UNA PATOLOGIA DIMENTICATA Sindrome dell’intestino irritabile mal di pancia della nostra sanità

Sindrome dell’intestino irritabile mal di pancia della nostra sanità


di Martina Bossi



Toglietevelo dalla testa, in tutti i sensi: la sindrome dell’intestino irritabile, a lungo considerata malattia psicosomatica, non è una patologia ‘inventata’ né una serie di fastidi che nascono dallo stato psicologico, ma una vera malattia.
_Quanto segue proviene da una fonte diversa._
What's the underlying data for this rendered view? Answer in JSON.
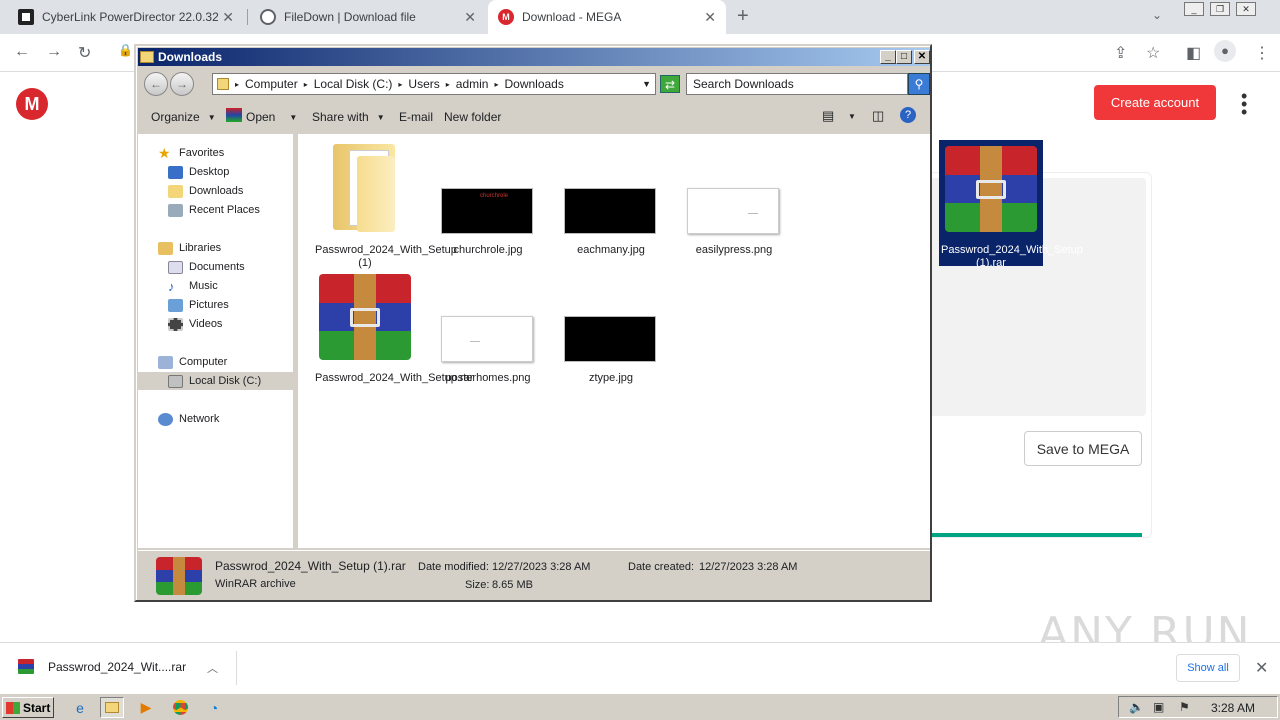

È piuttosto un quadro gastrointestinale con molteplici sintomi, variamente associati tra loro, di intensità e frequenza diversa, con momenti di relativo benessere che si alternano a fasi di riaccensione dei disturbi. Ed è una pessima compagna di strada che condiziona la  vita di molti pazienti - in Italia sono oltre il 7 per cento della popolazione, in prevalenza femminile - e che, nelle sue manifestazioni più gravi, la sconvolge profondamente. Dolore addominale, sensazione di distensione dell’addome e meteorismo, accompagnati da stipsi e/o diarrea sono i segnali che debbono inviare all’attenzione del medico, evitando l’abuso di farmaci ‘fai da te’ da parte del paziente. “Purtroppo, sulle cause di questa patologia sappiamo ancora poco, malgrado siano state riscontrate numerose alterazioni, ognuna delle quali, però, non consente di identificare in modo univoco la malattia - afferma Enrico Stefano Corazziari, gastroenterologo all’Università di Roma ‘La Sapienza’ - molti studi ipotizzano una disfunzione del sistema immunitario, altri puntano il dito sulla ipersensibilità viscerale presente in molti pazienti”. Resta il fatto che quando fino a qualche decennio fa veniva considerato una sorta di ‘proiezione’ del cervello sul tubo digerente è oggi considerato una malattia ‘microrganica’, che come tale va riconosciuta, diagnosticata e correttamente trattata con un approccio su misura per ogni paziente.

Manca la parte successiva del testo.